Die Cavs wussten wiederum auch, dass sie Love auf einem hohen Niveau brauchen - während von Rose einfach nicht mehr viel erwartet wurde. Schon während seiner Abwesenheit wurde darüber spekuliert, dass er seine Karriere nun beenden würde.

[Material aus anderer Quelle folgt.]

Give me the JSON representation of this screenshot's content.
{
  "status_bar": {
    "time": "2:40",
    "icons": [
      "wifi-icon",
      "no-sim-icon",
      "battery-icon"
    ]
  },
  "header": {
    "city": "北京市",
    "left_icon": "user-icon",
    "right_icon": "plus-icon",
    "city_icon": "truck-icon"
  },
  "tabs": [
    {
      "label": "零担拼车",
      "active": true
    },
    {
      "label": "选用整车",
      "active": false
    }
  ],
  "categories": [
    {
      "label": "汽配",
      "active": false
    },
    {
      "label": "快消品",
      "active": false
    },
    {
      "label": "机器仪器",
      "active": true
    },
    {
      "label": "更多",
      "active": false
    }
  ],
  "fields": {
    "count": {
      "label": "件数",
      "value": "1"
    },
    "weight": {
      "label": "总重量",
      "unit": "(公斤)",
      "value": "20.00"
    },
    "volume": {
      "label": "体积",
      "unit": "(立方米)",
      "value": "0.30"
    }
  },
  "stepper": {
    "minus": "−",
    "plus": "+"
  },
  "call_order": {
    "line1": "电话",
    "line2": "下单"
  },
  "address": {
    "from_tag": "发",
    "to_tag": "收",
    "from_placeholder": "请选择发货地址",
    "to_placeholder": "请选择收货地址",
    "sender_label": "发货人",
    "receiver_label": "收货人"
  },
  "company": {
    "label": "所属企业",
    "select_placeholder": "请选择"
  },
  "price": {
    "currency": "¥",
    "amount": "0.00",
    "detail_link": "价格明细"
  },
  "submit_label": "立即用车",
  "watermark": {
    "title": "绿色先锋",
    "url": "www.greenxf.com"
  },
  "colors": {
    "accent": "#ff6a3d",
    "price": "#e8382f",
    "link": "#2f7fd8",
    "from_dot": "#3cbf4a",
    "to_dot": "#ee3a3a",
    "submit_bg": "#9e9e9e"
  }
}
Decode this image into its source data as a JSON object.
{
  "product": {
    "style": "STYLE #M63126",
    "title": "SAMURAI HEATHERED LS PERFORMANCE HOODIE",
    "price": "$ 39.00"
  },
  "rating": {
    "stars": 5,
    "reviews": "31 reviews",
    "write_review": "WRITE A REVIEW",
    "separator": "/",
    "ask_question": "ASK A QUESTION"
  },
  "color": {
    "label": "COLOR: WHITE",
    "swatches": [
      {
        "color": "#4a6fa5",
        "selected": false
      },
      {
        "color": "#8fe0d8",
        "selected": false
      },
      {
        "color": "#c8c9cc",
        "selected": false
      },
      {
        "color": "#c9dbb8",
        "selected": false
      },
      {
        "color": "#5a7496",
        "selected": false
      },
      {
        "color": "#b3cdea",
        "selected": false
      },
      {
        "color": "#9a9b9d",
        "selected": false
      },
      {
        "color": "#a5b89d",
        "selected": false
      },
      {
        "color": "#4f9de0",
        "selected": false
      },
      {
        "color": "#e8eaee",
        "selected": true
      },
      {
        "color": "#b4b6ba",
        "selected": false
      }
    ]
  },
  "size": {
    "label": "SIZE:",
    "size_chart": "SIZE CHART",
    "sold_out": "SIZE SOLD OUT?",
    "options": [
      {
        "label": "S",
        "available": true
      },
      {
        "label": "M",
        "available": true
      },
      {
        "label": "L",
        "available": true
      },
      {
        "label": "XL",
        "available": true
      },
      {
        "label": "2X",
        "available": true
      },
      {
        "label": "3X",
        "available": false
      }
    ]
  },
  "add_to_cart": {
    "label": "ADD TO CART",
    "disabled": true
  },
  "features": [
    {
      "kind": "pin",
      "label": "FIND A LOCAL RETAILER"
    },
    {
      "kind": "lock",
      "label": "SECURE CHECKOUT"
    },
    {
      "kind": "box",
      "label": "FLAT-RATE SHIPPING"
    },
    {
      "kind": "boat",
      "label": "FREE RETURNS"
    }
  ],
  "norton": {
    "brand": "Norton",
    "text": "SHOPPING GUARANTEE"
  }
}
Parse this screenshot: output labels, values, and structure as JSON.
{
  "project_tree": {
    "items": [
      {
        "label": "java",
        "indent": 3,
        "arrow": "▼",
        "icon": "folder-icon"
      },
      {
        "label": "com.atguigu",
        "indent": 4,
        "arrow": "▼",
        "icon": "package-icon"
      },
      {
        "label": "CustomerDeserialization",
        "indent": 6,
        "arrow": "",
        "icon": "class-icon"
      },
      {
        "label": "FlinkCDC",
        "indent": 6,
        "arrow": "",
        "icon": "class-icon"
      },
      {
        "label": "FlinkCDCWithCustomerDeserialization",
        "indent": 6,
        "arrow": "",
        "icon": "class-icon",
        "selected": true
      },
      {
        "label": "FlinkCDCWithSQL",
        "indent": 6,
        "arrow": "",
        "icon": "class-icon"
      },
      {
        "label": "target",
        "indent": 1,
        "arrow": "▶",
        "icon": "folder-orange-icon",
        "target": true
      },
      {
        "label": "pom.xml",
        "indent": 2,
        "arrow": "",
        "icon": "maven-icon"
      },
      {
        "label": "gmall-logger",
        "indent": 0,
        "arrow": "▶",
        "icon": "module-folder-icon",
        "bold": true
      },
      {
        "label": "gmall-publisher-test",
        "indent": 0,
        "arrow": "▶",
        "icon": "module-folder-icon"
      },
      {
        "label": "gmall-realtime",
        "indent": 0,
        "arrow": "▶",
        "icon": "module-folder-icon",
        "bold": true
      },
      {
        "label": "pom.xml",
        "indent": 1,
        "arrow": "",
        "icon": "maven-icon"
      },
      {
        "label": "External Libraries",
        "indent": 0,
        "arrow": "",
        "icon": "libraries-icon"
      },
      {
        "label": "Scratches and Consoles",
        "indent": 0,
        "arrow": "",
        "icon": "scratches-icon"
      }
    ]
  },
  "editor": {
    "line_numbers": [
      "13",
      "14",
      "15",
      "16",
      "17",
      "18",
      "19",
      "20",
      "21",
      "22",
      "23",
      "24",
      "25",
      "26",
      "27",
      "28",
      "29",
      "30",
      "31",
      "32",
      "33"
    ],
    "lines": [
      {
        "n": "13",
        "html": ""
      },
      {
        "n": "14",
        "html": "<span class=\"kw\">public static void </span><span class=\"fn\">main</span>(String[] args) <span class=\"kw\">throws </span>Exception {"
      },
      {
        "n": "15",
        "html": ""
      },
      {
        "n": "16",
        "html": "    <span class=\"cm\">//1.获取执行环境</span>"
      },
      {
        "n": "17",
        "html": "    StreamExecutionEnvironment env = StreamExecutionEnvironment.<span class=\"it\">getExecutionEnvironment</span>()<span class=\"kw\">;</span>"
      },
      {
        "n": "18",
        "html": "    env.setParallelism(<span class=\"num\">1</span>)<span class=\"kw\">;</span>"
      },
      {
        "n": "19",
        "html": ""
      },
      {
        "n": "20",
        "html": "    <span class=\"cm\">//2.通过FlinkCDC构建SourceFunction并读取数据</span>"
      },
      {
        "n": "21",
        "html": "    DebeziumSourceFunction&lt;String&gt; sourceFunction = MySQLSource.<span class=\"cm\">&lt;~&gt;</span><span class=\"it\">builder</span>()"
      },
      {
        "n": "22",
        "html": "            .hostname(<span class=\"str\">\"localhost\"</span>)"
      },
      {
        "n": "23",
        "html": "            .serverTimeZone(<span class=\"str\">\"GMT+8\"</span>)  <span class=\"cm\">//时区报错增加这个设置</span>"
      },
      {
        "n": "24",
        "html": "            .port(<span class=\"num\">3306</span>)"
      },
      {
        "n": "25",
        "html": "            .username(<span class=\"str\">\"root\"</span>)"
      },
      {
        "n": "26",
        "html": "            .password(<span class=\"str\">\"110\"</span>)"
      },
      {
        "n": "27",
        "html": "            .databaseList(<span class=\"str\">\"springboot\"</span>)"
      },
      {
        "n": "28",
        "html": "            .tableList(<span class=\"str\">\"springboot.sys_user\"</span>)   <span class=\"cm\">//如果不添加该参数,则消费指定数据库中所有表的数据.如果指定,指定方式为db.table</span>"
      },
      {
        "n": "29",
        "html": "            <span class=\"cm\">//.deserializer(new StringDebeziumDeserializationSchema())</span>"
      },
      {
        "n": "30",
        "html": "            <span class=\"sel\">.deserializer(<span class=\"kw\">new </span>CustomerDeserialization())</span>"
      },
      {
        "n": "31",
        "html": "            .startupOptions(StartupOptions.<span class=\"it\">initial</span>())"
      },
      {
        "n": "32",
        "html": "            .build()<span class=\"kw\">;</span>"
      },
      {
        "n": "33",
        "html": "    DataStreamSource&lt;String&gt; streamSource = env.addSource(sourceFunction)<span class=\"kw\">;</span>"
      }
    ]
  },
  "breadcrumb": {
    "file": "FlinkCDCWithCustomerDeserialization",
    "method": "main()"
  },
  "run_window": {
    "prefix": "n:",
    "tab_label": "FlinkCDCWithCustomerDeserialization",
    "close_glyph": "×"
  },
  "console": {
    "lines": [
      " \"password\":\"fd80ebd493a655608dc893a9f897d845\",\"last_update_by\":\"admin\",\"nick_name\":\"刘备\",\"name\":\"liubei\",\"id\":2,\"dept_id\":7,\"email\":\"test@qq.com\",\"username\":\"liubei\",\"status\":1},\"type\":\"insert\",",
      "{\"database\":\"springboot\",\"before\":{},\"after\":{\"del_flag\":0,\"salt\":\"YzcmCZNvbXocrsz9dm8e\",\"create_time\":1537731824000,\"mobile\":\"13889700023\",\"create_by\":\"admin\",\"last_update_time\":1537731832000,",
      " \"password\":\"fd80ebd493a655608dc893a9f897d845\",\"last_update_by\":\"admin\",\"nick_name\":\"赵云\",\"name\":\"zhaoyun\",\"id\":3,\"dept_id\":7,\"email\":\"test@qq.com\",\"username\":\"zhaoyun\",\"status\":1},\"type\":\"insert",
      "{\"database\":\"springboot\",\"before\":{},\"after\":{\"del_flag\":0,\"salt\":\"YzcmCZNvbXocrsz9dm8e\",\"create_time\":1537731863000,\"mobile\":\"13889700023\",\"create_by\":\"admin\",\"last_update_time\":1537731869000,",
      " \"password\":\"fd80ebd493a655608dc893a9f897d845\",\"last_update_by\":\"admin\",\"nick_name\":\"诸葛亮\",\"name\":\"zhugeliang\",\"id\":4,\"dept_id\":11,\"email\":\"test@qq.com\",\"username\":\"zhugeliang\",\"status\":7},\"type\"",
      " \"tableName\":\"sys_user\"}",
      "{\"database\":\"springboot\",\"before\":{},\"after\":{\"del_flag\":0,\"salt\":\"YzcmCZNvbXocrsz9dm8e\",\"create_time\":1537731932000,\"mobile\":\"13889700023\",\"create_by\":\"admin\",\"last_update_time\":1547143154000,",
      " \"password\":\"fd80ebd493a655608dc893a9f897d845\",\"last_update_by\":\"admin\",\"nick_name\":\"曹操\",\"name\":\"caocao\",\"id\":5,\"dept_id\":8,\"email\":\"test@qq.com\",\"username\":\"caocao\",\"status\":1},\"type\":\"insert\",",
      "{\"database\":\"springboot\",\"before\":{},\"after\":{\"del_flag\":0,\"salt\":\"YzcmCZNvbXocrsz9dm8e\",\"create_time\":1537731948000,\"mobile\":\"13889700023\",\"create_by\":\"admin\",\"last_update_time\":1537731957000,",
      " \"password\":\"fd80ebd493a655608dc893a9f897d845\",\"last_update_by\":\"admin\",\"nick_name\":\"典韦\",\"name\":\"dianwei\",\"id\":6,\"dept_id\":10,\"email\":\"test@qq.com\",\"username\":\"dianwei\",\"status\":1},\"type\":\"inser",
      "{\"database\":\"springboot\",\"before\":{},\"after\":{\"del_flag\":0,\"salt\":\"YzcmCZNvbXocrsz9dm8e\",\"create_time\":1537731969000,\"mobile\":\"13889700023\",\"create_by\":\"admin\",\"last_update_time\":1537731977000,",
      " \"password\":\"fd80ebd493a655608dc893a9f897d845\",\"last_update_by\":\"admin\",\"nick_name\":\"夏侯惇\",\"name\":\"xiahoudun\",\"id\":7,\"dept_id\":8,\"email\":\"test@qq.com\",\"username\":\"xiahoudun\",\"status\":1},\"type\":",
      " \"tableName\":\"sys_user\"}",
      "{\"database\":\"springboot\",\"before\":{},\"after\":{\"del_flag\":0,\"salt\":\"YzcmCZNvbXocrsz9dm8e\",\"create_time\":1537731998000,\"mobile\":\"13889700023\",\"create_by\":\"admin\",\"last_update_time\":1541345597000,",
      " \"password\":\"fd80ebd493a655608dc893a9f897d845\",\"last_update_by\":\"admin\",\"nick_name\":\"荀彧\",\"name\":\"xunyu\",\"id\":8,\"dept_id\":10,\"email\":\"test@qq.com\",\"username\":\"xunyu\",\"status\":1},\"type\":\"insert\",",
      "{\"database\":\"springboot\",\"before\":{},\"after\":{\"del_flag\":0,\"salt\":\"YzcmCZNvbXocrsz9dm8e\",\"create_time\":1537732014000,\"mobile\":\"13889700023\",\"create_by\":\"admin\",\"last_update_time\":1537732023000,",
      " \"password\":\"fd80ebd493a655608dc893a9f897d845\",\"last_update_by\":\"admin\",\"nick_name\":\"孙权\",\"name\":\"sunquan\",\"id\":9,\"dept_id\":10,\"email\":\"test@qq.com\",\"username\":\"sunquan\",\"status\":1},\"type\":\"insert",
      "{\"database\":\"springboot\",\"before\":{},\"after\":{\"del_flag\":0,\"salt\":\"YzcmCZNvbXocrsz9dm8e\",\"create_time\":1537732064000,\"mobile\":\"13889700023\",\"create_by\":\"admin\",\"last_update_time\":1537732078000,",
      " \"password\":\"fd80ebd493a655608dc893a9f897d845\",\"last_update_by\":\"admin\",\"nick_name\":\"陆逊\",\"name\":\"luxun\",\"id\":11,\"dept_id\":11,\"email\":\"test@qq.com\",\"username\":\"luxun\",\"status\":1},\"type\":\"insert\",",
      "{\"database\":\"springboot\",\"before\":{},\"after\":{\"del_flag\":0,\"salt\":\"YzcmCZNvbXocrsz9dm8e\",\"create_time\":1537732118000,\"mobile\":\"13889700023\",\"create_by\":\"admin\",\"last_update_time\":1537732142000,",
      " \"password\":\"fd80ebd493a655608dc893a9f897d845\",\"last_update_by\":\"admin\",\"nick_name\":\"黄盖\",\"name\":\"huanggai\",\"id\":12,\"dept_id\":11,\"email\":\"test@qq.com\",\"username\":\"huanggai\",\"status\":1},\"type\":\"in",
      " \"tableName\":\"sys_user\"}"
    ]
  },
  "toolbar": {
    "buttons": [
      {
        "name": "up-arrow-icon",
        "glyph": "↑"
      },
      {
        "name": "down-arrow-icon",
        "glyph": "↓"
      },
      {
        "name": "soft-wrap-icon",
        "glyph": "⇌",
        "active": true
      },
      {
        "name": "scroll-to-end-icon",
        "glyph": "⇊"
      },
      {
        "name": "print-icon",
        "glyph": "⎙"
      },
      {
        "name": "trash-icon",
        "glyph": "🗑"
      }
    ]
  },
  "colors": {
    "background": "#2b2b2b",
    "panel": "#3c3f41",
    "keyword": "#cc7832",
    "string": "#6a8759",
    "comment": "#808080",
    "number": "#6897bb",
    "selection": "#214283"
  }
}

Letztendlich pausierte er über zwei Monate, teilweise auch verletzungsbedingt, bevor er dann noch einmal neun Spiele für die Cavs absolvierte. Dass er aber kein entscheidender Faktor bei einem (möglichen) Turnaround des Teams sein würde, war schon vor seinem Trade ziemlich klar.

Wie geht es weiter?

Nun ist die Frage, wie es weitergeht mit dem früheren MVP. Er wird noch eine Chance bekommen, aber Rose schleppt mittlerweile so viel Gepäck mit sich rum, nicht nur auf dem Court, dass man als Team in vielerlei Hinsicht überlegen muss, ob er das Risiko und eventuelle Kopfschmerzen wirklich wert ist.

In den letzten Jahren war er das unter dem Strich nicht, deswegen haben ihn nun mehrere Teams aufgegeben und deswegen hat er in Utah nicht einmal eine Möglichkeit erhalten. Fans träumen immer noch von "Vintage D-Rose", aber von diesem Gedanken sollte man sich verabschieden - und das gilt auch für Rose selbst.

Auch wenn das mit Sicherheit nicht leicht ist: Rose muss endlich versuchen, sich als Spieler und auch als Teil eines Teams neu zu erfinden. Sonst wird die nächste Chance vielleicht wirklich die letzte sein.